Authored by Tony Feng
Created on Oct 20th, 2022
Last Modified on Oct 25th, 2022
Intro
This sereis of posts contains a summary of materials and readings from the course CSCI 1460 Computational Linguistics that I’ve taken @ Brown University. The class aims to explore techniques regarding recent advances in NLP with deep learning. I posted these “Notes” (what I’ve learnt) for study and review only.
What is pretraining?
- Train on some “general” task that encourages good representations
- Transfer these representations with little updating to other tasks
- No need to train embeddings anew for every task
Contextualized Word Representations
Basic Idea
Traditional word embedding methods (e.g., word2vec) produce typelevel representations, while contextualized word embeddings (e.g., BERT, ELMo) produce token-level representations.
Advantages
- It can capture word sense
- It can capture syntactic and semantic context
Disadvantages
- Variable-length sentence representations
- No clear “lexicon”, which (traditionally) linguistics likes to have
- More training data needed
ELMo
- Architecture: Two-layer BiLSTM
- Layer 0 = pretrained static embeddings (Glove)

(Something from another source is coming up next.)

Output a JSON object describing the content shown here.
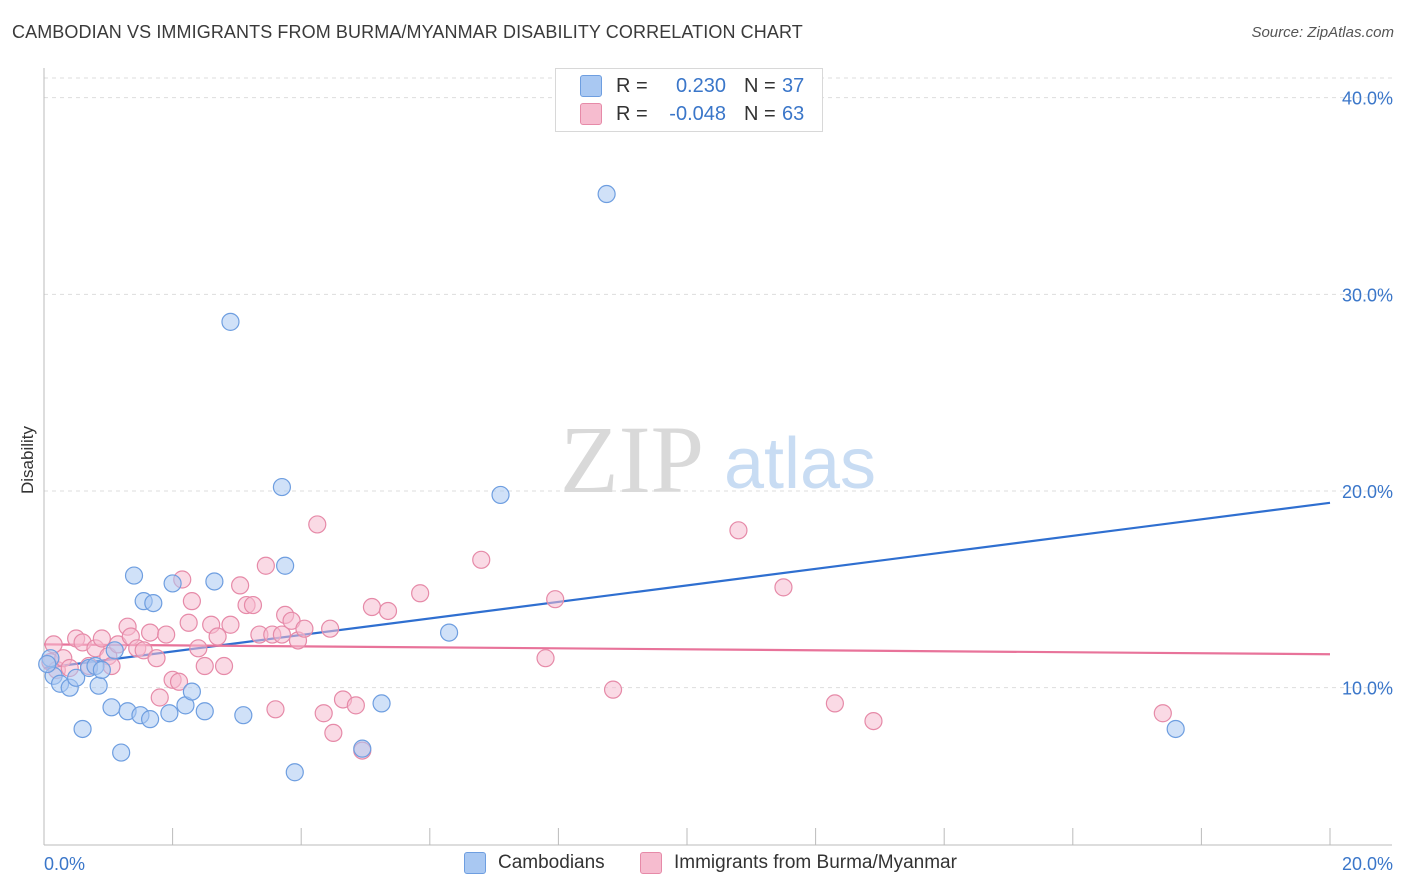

- Trained on vanilla language modeling task
- Finetuned by learning a simple linear combination of the learned embeddings
BERT
- Architecture: Deep Transformer (small = 12, large = 24)
- Layer 0 = wordpiece embeddings
- Trained on masked language modeling + next-sentence prediction
- Typically finetuned by updating all parameters (though there are other strategies)
GPT
- Architecture: Deep Transformer
- Layer 0 = BPE
- Trained on vanilla language modeling
- Notable because the recent versions (GPT-3) are HUGE, and very impressive
- Typically finetuned by updating all parameters (for the small models) or (for the large models) prompting
Different Transfer Methods
Frozen
Just pool representations and train a new classifier on top。
Finetuning
Treat pretraining as a good initialization and continue to update all parameters on new tasks. Models perform better and require less data to learn the target task.
“Prompt” Tuning
Update a small number of parameters at the bottom of the network.
Adapters
Update a small number of parameters throughout the network.
Zero-Shot or “In-Context” Learning
Cast all tasks as an instance of the task that the model was trained on (e.g., language modeling).
- Results are high variance, depending on exact wording of the prompts.
- Unclear what was seen during training, so hard to know how much they are truly learning and generalizing vs. parroting.